According to Israel Hayom (נתניהו תכנן להכשיר את אסד – בתמורה להוצאת איראן מסוריה), three years ago, then-Prime Minister Benjamin Netanyahu was behind a plan to resuscitate the regional legitimacy of Syrian President Bashar Hafez al-Assad, in the hope that he, in turn, would get rid of the Iranian presence in his country.
According to the same report, Prime Minister Naftali Bennett recently stopped the regional initiative that had been launched by his predecessor, to bring back President al-Assad into the Arab League and the bosom of the family of nations.
According to journalist Ariel Kahana, the plan to whitewash Assad’s reputation was hatched by Israel at a summit held three years ago in Jerusalem with the National Security Advisers of Israel, the United States, and Russia, Meir Ben Shabbat, John Bolton, and Nikolai Patrushev.
Ben Shabbat presented his two colleagues with a multi-phase plan: first, Assad would call on all the foreign forces that had entered Syria after 2011 to leave his country, on the grounds that they are no longer needed; then, Syria would be readmitted as a member of the Arab League; the Persian Gulf states, led by the United Arab Emirates, would invest in the Syrian economy, replacing Iran; and (if there’s still time) the Syrian government would institute reforms––to be determined in talks in Vienna–––with free elections to be held at the end of the process.

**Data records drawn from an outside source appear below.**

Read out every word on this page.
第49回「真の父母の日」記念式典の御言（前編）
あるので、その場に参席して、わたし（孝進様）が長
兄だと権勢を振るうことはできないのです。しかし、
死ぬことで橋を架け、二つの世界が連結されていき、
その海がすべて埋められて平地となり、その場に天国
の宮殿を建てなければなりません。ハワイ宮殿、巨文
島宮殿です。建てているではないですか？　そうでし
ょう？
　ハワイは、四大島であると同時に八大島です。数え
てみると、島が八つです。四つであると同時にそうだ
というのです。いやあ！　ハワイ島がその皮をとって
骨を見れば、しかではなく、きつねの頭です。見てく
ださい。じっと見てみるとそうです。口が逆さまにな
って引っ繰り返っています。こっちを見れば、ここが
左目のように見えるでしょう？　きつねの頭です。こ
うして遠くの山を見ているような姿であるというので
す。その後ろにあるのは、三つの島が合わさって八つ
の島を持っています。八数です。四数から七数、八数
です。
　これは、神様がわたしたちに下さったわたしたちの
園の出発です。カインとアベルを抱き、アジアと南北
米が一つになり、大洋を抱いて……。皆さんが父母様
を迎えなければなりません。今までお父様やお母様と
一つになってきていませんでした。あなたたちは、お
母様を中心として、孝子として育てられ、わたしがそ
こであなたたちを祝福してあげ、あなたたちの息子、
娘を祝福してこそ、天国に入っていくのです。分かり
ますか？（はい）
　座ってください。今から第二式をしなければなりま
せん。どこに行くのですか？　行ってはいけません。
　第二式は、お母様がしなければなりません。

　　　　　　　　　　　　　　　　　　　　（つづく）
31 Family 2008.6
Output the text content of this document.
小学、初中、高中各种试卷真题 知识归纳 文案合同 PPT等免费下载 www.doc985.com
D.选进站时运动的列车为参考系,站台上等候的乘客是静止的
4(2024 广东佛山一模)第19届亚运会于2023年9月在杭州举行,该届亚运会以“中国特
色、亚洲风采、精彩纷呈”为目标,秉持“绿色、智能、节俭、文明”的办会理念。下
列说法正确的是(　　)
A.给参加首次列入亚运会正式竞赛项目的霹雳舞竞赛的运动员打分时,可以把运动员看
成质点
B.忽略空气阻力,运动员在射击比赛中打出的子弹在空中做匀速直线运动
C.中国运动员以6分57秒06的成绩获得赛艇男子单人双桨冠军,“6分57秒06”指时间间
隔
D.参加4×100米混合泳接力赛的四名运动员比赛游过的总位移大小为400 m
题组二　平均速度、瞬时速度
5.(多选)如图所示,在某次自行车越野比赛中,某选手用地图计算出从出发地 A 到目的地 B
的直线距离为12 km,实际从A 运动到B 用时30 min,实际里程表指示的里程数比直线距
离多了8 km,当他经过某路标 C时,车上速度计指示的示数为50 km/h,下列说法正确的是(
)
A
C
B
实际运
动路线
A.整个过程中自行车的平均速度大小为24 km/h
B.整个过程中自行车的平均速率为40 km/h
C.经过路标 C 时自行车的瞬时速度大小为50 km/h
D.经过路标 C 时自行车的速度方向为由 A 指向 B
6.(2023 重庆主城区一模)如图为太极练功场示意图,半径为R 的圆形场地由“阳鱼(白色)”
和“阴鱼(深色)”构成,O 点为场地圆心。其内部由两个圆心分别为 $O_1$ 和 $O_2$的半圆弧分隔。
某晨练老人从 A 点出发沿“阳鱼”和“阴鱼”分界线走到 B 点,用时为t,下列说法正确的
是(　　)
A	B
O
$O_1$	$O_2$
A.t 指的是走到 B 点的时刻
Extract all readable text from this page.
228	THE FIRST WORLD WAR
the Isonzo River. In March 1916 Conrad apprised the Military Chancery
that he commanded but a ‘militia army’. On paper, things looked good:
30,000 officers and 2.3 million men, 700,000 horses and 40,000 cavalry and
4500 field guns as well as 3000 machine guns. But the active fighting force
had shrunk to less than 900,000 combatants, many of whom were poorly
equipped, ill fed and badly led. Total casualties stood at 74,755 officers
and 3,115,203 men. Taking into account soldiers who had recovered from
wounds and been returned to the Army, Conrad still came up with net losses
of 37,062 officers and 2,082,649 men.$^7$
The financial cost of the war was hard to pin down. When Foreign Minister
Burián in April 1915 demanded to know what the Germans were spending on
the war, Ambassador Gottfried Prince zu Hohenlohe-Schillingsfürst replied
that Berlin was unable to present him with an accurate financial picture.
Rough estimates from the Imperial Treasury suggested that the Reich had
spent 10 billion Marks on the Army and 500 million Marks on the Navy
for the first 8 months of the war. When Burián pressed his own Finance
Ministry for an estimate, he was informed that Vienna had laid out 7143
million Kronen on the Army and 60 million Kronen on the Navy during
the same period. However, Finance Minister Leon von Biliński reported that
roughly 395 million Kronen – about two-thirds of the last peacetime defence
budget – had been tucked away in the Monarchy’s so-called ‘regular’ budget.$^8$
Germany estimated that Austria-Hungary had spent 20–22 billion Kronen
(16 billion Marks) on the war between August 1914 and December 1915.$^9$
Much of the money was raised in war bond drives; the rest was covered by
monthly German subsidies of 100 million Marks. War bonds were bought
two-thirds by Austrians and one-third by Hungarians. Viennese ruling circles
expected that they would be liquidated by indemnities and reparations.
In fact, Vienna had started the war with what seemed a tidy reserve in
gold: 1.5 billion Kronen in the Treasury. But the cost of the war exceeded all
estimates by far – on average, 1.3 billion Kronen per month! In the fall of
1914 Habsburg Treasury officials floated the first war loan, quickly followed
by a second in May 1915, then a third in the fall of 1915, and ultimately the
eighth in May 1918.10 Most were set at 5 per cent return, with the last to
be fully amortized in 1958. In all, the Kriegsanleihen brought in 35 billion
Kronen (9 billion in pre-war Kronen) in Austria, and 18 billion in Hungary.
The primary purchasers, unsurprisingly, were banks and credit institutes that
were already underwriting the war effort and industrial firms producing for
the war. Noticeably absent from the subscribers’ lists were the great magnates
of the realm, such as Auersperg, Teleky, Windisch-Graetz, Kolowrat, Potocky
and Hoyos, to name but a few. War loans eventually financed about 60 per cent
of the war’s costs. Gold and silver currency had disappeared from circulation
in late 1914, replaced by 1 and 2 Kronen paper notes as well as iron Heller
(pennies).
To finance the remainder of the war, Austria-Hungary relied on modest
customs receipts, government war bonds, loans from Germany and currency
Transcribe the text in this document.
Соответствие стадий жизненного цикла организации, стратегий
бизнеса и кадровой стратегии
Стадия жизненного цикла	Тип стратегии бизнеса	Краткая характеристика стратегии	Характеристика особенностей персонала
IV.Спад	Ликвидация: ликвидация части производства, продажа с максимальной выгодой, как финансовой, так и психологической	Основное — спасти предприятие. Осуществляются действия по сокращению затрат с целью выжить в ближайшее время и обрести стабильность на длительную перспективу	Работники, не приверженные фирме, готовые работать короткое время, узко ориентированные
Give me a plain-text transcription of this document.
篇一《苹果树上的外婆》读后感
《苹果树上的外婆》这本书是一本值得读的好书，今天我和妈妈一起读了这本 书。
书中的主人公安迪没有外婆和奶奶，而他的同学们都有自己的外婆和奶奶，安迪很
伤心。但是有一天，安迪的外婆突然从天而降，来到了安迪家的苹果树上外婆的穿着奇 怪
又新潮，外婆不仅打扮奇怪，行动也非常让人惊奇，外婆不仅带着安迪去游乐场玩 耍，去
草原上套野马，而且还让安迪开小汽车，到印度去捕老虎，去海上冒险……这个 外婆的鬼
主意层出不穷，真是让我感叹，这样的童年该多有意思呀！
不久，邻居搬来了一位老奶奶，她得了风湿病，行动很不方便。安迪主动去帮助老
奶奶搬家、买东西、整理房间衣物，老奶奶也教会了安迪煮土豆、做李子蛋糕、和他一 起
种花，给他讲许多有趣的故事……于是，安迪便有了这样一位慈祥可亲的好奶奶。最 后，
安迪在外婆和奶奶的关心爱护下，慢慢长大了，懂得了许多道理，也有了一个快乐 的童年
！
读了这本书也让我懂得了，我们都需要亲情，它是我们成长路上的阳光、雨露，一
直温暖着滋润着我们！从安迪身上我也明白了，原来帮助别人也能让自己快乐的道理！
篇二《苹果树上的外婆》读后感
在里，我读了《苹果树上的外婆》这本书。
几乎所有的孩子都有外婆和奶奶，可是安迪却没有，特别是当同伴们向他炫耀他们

OK, that last part about the free elections thing must have raised a chuckle from all three NSAs, but otherwise, considering it was three years ago, maybe the plan made sense. With the end of the civil war in Syria, Israel at the time accepted Assad’s rule as a fait accompli. The Israeli political echelon believed at the time that in the new circumstances, reconciling that Assad was there to stay and getting him to push Iran out was the best result that could be achieved.
Israel’s new NSA, Dr. Eyal Hulata, received an update from Ben Shabbat on the initiative upon taking office, but Bennett’s office decided not to continue promoting the program, even though, as Bennett told Egyptian President Abdel Fattah el-Sisi, and UAE Crown Prince Mohammed bin Zayed in their Sinai meeting two weeks ago, if the Arab league states want to whitewash Assad, Israel won’t try to stop them.
As to Netanyahu’s plan, Bennett’s source told Kahana Assad is incapable of expelling Iran and its proxies from his country, and so the result of the plan “may end up being that we lose both ways: we will help exonerate Assad and be stuck with the Iranians in Syria after all.”
“The Iranians are there at Assad’s invitation, and it’s hard to see a scenario where he calls for them to leave,” the Bennett source said, “Therefore, as far as we are concerned, this story is an internal Arab matter, we are not part of it.”